Alain de Botton’un Aşk Dersleri’ni çok, Aşk Üzerine’sini daha az sevmiştim, Romantik Hareket’ini daha da az sevdim. Diğer iki kitabı da anıyorum burada çünkü benzer sularda yüzüyor yazar yine. 24 yaşındaki Alice ve 31 yaşındaki Eric’in ilişkisinin başlamasını ve bitmesini okuyoruz bu romanda. Roman diyorum ama Alain de Botton her zaman yaptığı gibi sık sık araya girip okurla konuşuyor; türlü düşünürlerden, edebiyattan örnekler iliştiriyor, romanı denememsileştiriyor. Ancak bu kez bence bunu çok fazla yapıyor. Öyle ki, anlattığı hikaye üzerinden akıl yürütmüyor da, hikayeyi akıl yürütmesi için araçsallaştırıyor gibi hissettim okurken.
İlk aşkıyla evlenmeyen her 21. yüzyıl insanının deneyimlediği, üzerine akıl yürüttüğü tanıdık yakınlaşma açmazlarını izliyoruz kitap boyunca. Alice türlü nedenlerle özgüvensiz, Eric’in cazibesine kapılıyor – ki zaten Eric gibi karizmatik bir figürün onu beğenmesi bile yeterli Alice için. İlişki ilerledikçe Alice Eric’in kendisinden çok Eric’e dair kafasındaki fikri sevdiğini fark ediyor; çok güçlü gözüken Eric’in aslında son derece zayıf olduğunu, gerçek bir yakınlık kuracak derinlikten nasıl uzak olduğunu, kırılmayı bilen biri olarak asıl güçlü tarafın kendisi olduğunu…

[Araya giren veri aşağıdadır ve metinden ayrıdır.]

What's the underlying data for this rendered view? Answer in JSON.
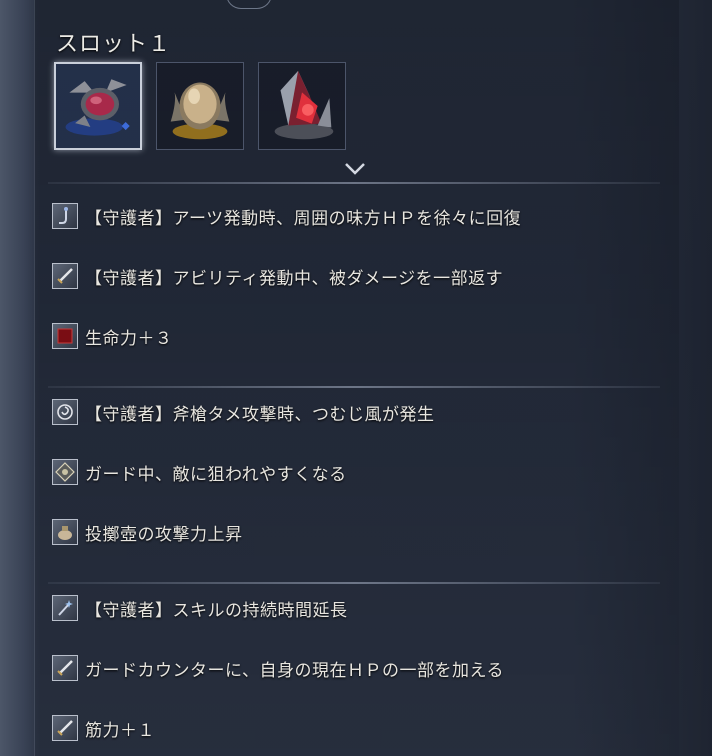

Açıkçası kitaba bayılmamamın sebeplerinin başında her iki karakteri de pek sevememiş olmam geliyor sanırım. İkisi de gayet inandırıcı karakterler, ona sözüm yok ama bir şekilde ilişkilenemedim ikisiyle de. Bir de yazarın çok kendinden emin konuşması, tespitlerini sürekli “çünkü bu böyledir” tavrıyla sunması, her şeyi sistemize / kategorize etmesi rahatsız edici ve zaman zaman aşırı geldi. Bir de birkaç ilişkisi olmuş bir insanın pekala bileceği şeyleri sanki çok ufuk açıcı bir perspektif sunuyormuş gibi anlatması da aynı şekilde hoşuma gitmedi. Belki 10 sene önce okusam daha farklı hissederdim, bilemiyorum.
Ezcümle, biraz çerez buldum. Alain de Botton zaten biraz çerezdir hep ama bazen çok ufuk açıcı şeyler de söyler, çok sevdiğim kitapları var malum. Romantik Hareket’te de zaman zaman sevdiğim, düşündüren kısımlar olsa da, bu o çok sevdiğim kitaplarından biri olamadı maalesef.